# Aeroacoustics/Acoustic Sources

## Introduction

The existence of any source which generates a volumetric expansion/contraction, force or circulation, results in generation of acoustic waves. These sources show up on the right hand side of the wave equation. In this section, we introduce three elementary category of sources (monopoles, dipoles, and quadruples) which represent a wide spectrum of aerodynamic noise sources.

## Monopole

Assume that we have a source at point $\mathbf{x}_0$ which generates some volumetric expansion or contraction.

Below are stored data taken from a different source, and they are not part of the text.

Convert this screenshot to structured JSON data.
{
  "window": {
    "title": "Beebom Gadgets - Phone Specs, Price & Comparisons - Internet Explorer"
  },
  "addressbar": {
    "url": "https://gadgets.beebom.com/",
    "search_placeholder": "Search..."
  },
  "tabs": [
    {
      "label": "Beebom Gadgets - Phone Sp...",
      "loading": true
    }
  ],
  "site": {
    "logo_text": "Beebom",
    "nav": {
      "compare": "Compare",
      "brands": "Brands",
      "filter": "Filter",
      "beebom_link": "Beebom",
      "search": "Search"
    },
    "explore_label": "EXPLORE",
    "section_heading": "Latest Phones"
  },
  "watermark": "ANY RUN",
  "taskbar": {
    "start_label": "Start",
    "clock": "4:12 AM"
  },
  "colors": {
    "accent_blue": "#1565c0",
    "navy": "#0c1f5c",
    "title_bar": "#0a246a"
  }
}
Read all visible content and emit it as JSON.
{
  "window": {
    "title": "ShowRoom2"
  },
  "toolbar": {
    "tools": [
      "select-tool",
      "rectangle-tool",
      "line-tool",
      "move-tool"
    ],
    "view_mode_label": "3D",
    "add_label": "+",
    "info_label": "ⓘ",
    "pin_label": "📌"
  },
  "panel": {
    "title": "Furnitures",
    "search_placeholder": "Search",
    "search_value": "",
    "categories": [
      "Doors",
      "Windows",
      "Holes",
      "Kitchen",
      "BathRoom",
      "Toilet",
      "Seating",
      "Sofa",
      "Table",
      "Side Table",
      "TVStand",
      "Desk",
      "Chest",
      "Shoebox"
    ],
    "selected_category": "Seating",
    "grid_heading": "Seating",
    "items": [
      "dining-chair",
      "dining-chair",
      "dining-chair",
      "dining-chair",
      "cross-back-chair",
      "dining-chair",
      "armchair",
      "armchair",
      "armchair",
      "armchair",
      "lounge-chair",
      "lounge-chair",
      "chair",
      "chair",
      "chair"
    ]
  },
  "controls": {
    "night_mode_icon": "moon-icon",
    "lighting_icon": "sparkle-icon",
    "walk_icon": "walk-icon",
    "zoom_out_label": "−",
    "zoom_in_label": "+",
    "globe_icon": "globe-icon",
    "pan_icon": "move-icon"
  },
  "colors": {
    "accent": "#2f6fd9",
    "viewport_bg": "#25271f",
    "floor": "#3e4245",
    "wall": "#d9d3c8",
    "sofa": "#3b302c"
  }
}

The corresponding wave equation for such case is

$\frac{1}{c_{0}^2}\frac{\partial^{2} \phi}{\partial\, t^2}-\nabla^2\phi=-q(t)\delta(\mathbf{x-x_0})$

Using the free space Green's function that was introduced before [1] , the velocity potential will be

$\phi(x,t)=\frac{1}{4\pi}\int_{-\infty}^{\infty} \frac{q(\mathbf{y},t-|\mathbf{x}-\mathbf{y}|/c_0)\delta(\mathbf{y-x_0})}{|\mathbf{x}-\mathbf{y}|} d^3\,\mathbf{y}d\tau=-\frac{q(t-|\mathbf{x-x_0}|/c_0)}{4\pi\,|\mathbf{x-x_0}|}$

The above solution looks like the following picture if the source is located at the origin. As you can see this type of source generates symmetric spherical waves. This omni-direction source is called a monopole.

## Dipole

A dipole is a source which appears in the wave equation as

$\frac{1}{c_{0}^2}\frac{\partial^{2} p}{\partial\, t^2}-\nabla^2 p=\frac{\partial}{\partial x_j}\left(f_j(t)\delta(\mathbf{x-x_0})\right)$

$\frac{1}{c_{0}^2}\frac{\partial^{2} p}{\partial\, t^2}-\nabla^2 p=\frac{\partial^2 T_{ij}}{\partial x_i \partial x_j}$